The purpose of this study was to conduct a national survey of clinical research coordinators in order to describe their beliefs, attitudes about and experiences with SM. To date, 256 eligible RCs completed the SMQ-R, 54(21.1%) indicated awareness of SM occurrences within the last year and 56 described an actual occurrence. The mean number of studies for which RCs were responsible for enrolling subjects was 5.18 (sd=5.42), while the mean number of studies for which respondents were responsible for following (but not enrolling) subjects was 6.95 (sd=8.63). The most prevalent SM types reported were violations of protocols for procedures (84.4%) and subject enrollment (74.5%), but most described the frequency of these violations as seldom. Twenty percent indicated that coercion of potential subjects occurred. One-fourth (24.6%) indicated that pressure from sponsors to engage in unethical practices occurred; 44.7% indicated that they were concerned about the amount of SM. RCs believed chances for getting caught for SM were high (73.0%) and penalties would be severe (77.3%). Two-thirds (67.6%) indicated that if someone engaged in SM and was reported at their institution, then they were very likely to be disciplined; however, 12.1% indicated that the likelihood of discipline would depend on the person's position (investigator or staff).

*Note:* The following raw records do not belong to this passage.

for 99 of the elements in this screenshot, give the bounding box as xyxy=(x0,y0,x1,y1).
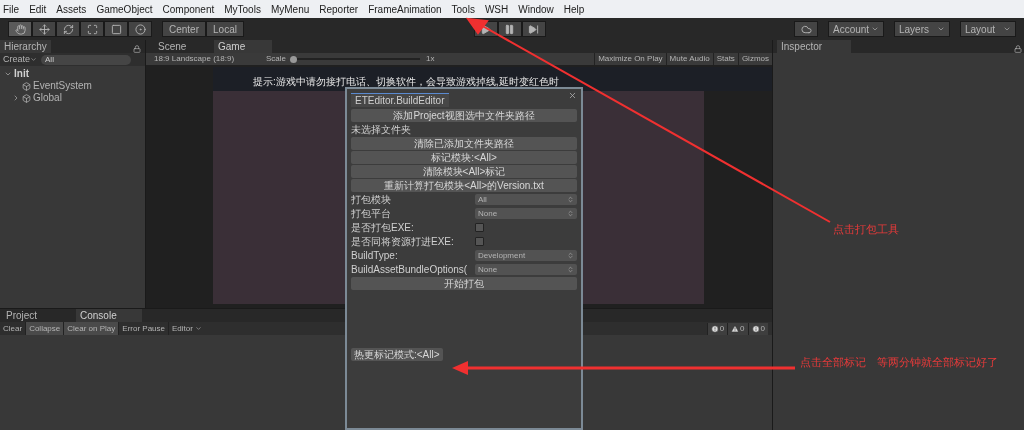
rotate-icon xyxy=(62,23,74,35)
menu-item[interactable]: Edit xyxy=(29,1,47,17)
step-icon xyxy=(528,23,540,35)
step-button[interactable] xyxy=(521,21,546,37)
scale-icon xyxy=(86,23,98,35)
menu-item[interactable]: FrameAnimation xyxy=(368,1,442,17)
hand-icon xyxy=(14,23,26,35)
tool-button[interactable] xyxy=(56,21,80,37)
tool-button[interactable] xyxy=(128,21,152,37)
updown-arrow-icon xyxy=(567,252,574,259)
warning-icon xyxy=(731,324,740,333)
caret-icon xyxy=(937,25,945,33)
count-badge[interactable]: 0 xyxy=(706,322,728,335)
pause-button[interactable] xyxy=(497,21,522,37)
editor-button[interactable]: 添加Project视图选中文件夹路径 xyxy=(351,109,577,122)
lock-icon[interactable] xyxy=(133,45,141,53)
menu-item[interactable]: Tools xyxy=(451,1,475,17)
caret-icon xyxy=(194,325,202,332)
dropdown-button[interactable]: Account xyxy=(828,21,884,37)
field-label: 是否打包EXE: xyxy=(351,221,415,234)
search-field[interactable]: All xyxy=(41,54,131,65)
field-label: 打包模块 xyxy=(351,193,392,206)
hint-text: 提示:游戏中请勿接打电话、切换软件，会导致游戏掉线,延时变红色时 xyxy=(253,76,559,87)
menu-item[interactable]: WSH xyxy=(484,1,509,17)
checkbox[interactable] xyxy=(475,237,484,246)
hierarchy-item[interactable]: EventSystem xyxy=(33,80,92,92)
hierarchy-tab[interactable]: Hierarchy xyxy=(0,40,51,53)
cloud-icon xyxy=(800,23,812,35)
menu-item[interactable]: MyTools xyxy=(224,1,261,17)
window-tab[interactable]: ETEditor.BuildEditor xyxy=(351,93,449,107)
scale-slider[interactable] xyxy=(290,55,420,63)
cube-icon xyxy=(22,93,31,103)
create-button[interactable]: Create xyxy=(3,52,37,67)
close-icon[interactable] xyxy=(568,91,577,100)
menu-item[interactable]: Help xyxy=(563,1,585,17)
scale-label: Scale xyxy=(266,53,286,65)
scale-reading: 1x xyxy=(426,53,435,65)
checkbox[interactable] xyxy=(475,223,484,232)
caret-icon xyxy=(1003,25,1011,33)
editor-button[interactable]: 开始打包 xyxy=(351,277,577,290)
dropdown-field[interactable]: None xyxy=(475,264,577,275)
tool-button[interactable] xyxy=(32,21,56,37)
editor-button[interactable]: 清除模块<All>标记 xyxy=(351,165,577,178)
tool-button[interactable] xyxy=(8,21,32,37)
aspect-dropdown[interactable]: 18:9 Landscape (18:9) xyxy=(154,53,266,65)
dropdown-field[interactable]: Development xyxy=(475,250,577,261)
move-icon xyxy=(38,23,50,35)
menu-item[interactable]: Assets xyxy=(56,1,87,17)
dropdown-button[interactable]: Layout xyxy=(960,21,1016,37)
field-label: BuildAssetBundleOptions( xyxy=(351,263,469,276)
caret-icon xyxy=(30,56,37,63)
menu-item[interactable]: Window xyxy=(518,1,554,17)
annotation-text: 点击全部标记 等两分钟就全部标记好了 xyxy=(800,355,998,370)
field-label: 打包平台 xyxy=(351,207,392,220)
updown-arrow-icon xyxy=(567,196,574,203)
scene-item[interactable]: Init xyxy=(14,68,29,80)
transform-icon xyxy=(134,23,146,35)
dropdown-field[interactable]: None xyxy=(475,208,577,219)
updown-arrow-icon xyxy=(567,210,574,217)
cube-icon xyxy=(22,81,31,91)
editor-button[interactable]: 标记模块:<All> xyxy=(351,151,577,164)
console-button[interactable]: Error Pause xyxy=(119,322,169,335)
editor-button[interactable]: 热更标记模式:<All> xyxy=(351,348,443,361)
pause-icon xyxy=(504,23,516,35)
editor-dropdown[interactable]: Editor xyxy=(169,322,205,335)
console-button[interactable]: Clear on Play xyxy=(64,322,120,335)
menu-item[interactable]: Reporter xyxy=(319,1,359,17)
pivot-button[interactable]: Center xyxy=(162,21,206,37)
info-icon xyxy=(751,324,760,333)
editor-button[interactable]: 清除已添加文件夹路径 xyxy=(351,137,577,150)
console-button[interactable]: Collapse xyxy=(26,322,65,335)
cloud-button[interactable] xyxy=(794,21,818,37)
editor-button[interactable]: 重新计算打包模块<All>的Version.txt xyxy=(351,179,577,192)
count-badge[interactable]: 0 xyxy=(747,322,768,335)
count-badge[interactable]: 0 xyxy=(727,322,748,335)
updown-arrow-icon xyxy=(567,266,574,273)
dropdown-button[interactable]: Layers xyxy=(894,21,950,37)
pivot-button[interactable]: Local xyxy=(206,21,244,37)
rect-icon xyxy=(110,23,122,35)
lock-icon[interactable] xyxy=(1014,45,1022,53)
panel-tab[interactable]: Project xyxy=(2,309,68,322)
view-tab[interactable]: Game xyxy=(214,40,272,53)
annotation-text: 点击打包工具 xyxy=(833,222,899,237)
caret-icon xyxy=(871,25,879,33)
field-label: BuildType: xyxy=(351,249,399,262)
slider-thumb[interactable] xyxy=(290,55,297,63)
menu-item[interactable]: File xyxy=(3,1,20,17)
menu-item[interactable]: Component xyxy=(162,1,215,17)
panel-tab[interactable]: Console xyxy=(76,309,142,322)
menu-item[interactable]: GameObject xyxy=(96,1,153,17)
status-text: 未选择文件夹 xyxy=(351,123,412,136)
hierarchy-item[interactable]: Global xyxy=(33,92,62,104)
tool-button[interactable] xyxy=(80,21,104,37)
field-label: 是否同将资源打进EXE: xyxy=(351,235,455,248)
dropdown-field[interactable]: All xyxy=(475,194,577,205)
menu-item[interactable]: MyMenu xyxy=(270,1,310,17)
error-icon xyxy=(710,324,719,333)
inspector-tab[interactable]: Inspector xyxy=(777,40,851,53)
tool-button[interactable] xyxy=(104,21,128,37)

At least 25% of respondents identified the following as strong influences on SM: funding pressures, need for recognition, need for publication, insufficient involvement or low interest of PI, and intensity of protocols for which RC was responsible. The number of protocols for which the RC was responsible was described as having some influence by 57.1% and a strong influence by 24.2% of respondents.